Wenn es in stürmischen Novembernächten furchtbar blitzt und donnert, zieht Gertrud M. ihren Morgenrock an. Sie mümmelt sich in ihrem grünen Wohnzimmersessel in einer Wolldecke ein und wartet. Stockdunkel ist es dann im ganzen Haus, das stumm und starr im Waller Fleetgebiet dem Wind trotzt. „Ich mache kein Licht an“, sagt die 91jährige. Nur wenn sie die weiße Klappe ihres emaillierten Kohleofens in der Küche öffnet, flackert ein heller Schein über ihr Gesicht.

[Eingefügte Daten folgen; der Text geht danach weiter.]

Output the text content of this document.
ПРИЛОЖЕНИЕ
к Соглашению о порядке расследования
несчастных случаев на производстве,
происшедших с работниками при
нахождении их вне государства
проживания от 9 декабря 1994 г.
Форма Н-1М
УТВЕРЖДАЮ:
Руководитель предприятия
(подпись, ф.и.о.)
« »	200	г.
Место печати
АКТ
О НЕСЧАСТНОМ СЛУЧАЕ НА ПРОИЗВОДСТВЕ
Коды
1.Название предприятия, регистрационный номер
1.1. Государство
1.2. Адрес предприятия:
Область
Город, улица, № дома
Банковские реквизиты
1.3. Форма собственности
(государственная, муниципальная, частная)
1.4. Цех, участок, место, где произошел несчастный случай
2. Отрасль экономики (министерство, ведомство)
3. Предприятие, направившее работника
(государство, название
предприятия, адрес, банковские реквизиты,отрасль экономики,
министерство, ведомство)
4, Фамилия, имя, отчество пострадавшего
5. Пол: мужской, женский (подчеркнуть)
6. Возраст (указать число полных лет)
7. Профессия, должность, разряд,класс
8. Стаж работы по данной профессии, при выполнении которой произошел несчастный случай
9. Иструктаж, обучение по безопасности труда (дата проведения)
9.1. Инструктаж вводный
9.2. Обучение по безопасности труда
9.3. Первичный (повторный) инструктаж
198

Dort heizt eine kleine bescheidene Glut das Wasser für die 40 Jahre alten Heizkörper auf. „Hätten wir doch damals bloß Öl gekauft.“

Acht bis zehn Prozent der Haushalte schmeißen jetzt in Bremen ihren Ofen an. „Man schätzt, daß soviele ungefähr noch immer mit Kohle oder Holz heizen“, weiß der Bremer Kohlenhändler Sven Beermann. „Ganz schön umständlich ist das“, findet die Frau aus Walle, die seit mehr als zehn Jahren allein in ihrem gelbgestrichenen Kaisenhaus lebt. Im Jahr 1952 setzte ihr mittlerweile verstorbener Mann Paul den neugekauften Ofen stolz auf das Fundament in der Küche. Dort steht er nun und wird jeden Morgen um acht von lästiger Asche befreit. Mit Kopftuch bedeckt geht Gertrud dann mit einem Kohleneimer vor die Tür und holt frische Briketts. In der ausgekühlten Küche brummt ein Heizlüfter. „Damit ich mich wenigstens im Warmen waschen kann.“ Schließlich zündet sie im freigekratzten Ofen neues Feuer an. Immer wieder muß sie Kohlen nachlegen, bis wohlige warme Luft langsam die Kälte der Nacht vertreibt.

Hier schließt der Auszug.